Sri Lanka was already a rather poor, with an average salary hovering at around 253 USD per month. Now, the country has failed to pay a foreign debt of $51 billion, leaving the country bankrupt.
There doesn’t seem to be hope for more funds any time soon. One of Sri Lanka only major ways of earning money, the tourism sector, is crushed. In 2019, three churches and three luxury hotels in the capital were targeted in a series of suicide bombings. That same day, a housing complex and a guest house were blown up. After this disaster, the two following years were Covid-filled.
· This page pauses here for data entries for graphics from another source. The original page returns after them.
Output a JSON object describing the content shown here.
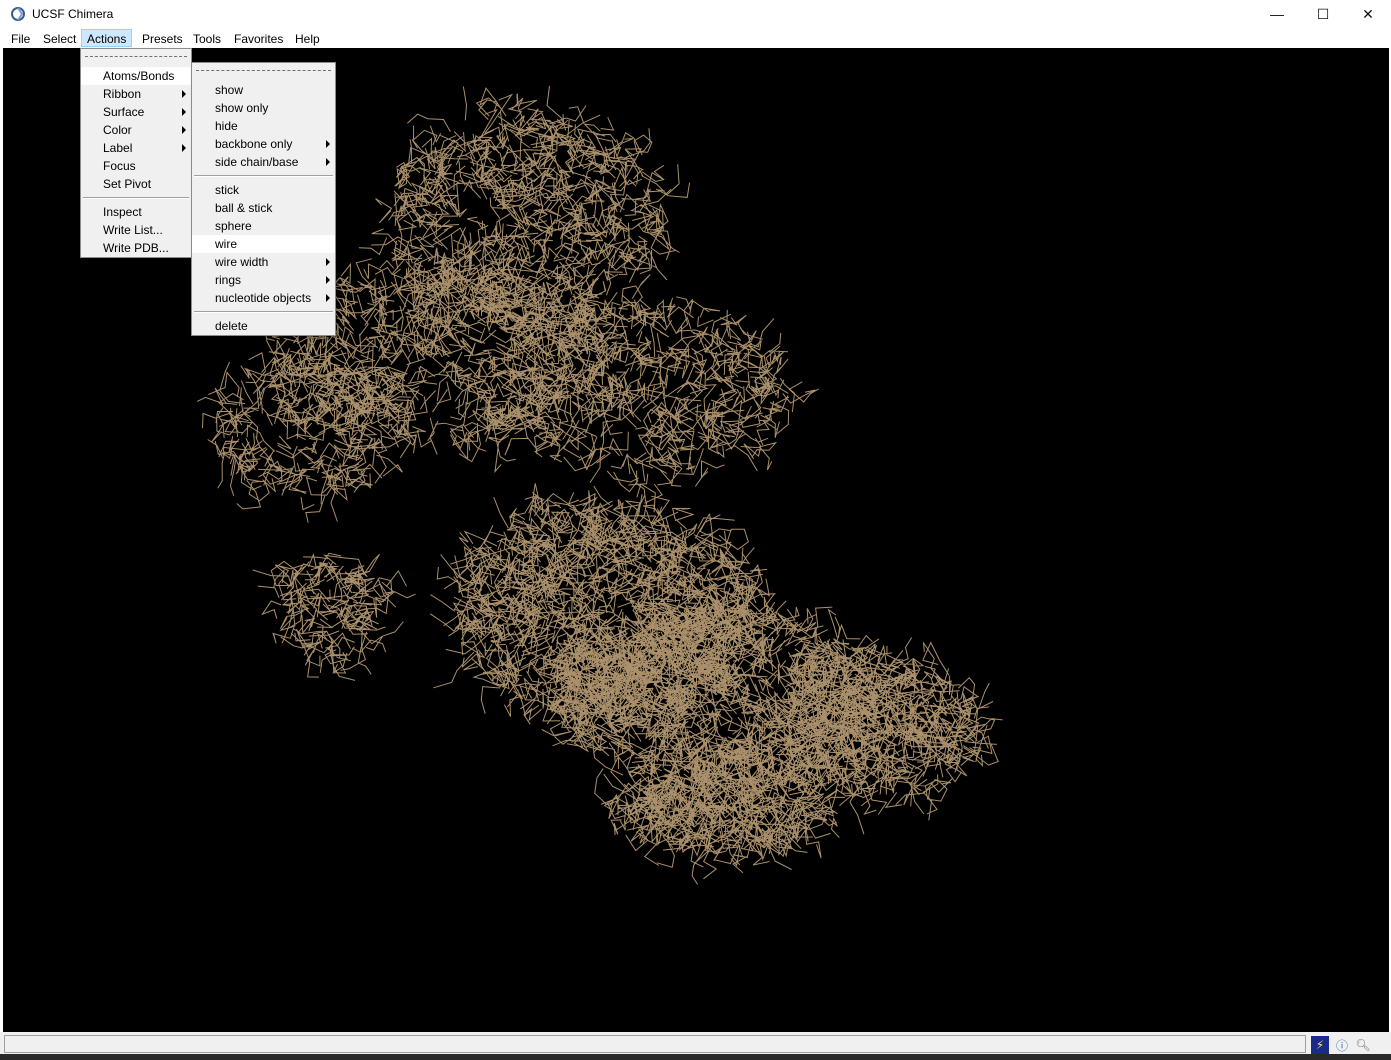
{
  "window": {
    "title": "UCSF Chimera",
    "minimize_glyph": "—",
    "maximize_glyph": "☐",
    "close_glyph": "✕"
  },
  "menubar": {
    "items": [
      "File",
      "Select",
      "Actions",
      "Presets",
      "Tools",
      "Favorites",
      "Help"
    ],
    "active": "Actions"
  },
  "actions_menu": {
    "group1": [
      "Atoms/Bonds",
      "Ribbon",
      "Surface",
      "Color",
      "Label",
      "Focus",
      "Set Pivot"
    ],
    "group2": [
      "Inspect",
      "Write List...",
      "Write PDB..."
    ]
  },
  "atoms_bonds_menu": {
    "group1": [
      "show",
      "show only",
      "hide",
      "backbone only",
      "side chain/base"
    ],
    "group2": [
      "stick",
      "ball & stick",
      "sphere",
      "wire",
      "wire width",
      "rings",
      "nucleotide objects"
    ],
    "group3": [
      "delete"
    ],
    "highlighted": "wire"
  },
  "viewport": {
    "background": "#000000",
    "structure_color": "#c8a97e"
  },
  "status": {
    "text": "",
    "icons": [
      "lightning-icon",
      "info-icon",
      "magnify-icon"
    ]
  }
}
By the time 2022 came around, the revenue in 2018 of $4.38 billion had dropped to $500 million.
Not only is Sri Lanka running low on money, the leaderless country is running out of gas. Mile long lines are forming in front of the few gas stations that can just barely be kept open by the little fuel they have.
Even worse, the country has been hit particularly hard by the international food crisis caused by the Russian Ukrainian war. The cost of food had been multiplied almost 8 times over the span of less than a year. This forced millions of people to cut back on the amount of food they consumed.
The current Sri Lankan summarization is not so appealing: half-starved people trying desperately to earn back $51 billion with their major money producer basically useless, and have to go through all that while spending half of your day waiting in line to get your car refilled. Without a proper leader willing to take up the daunting challenge of mending this broken country, the future of Sri Lanka is unknown.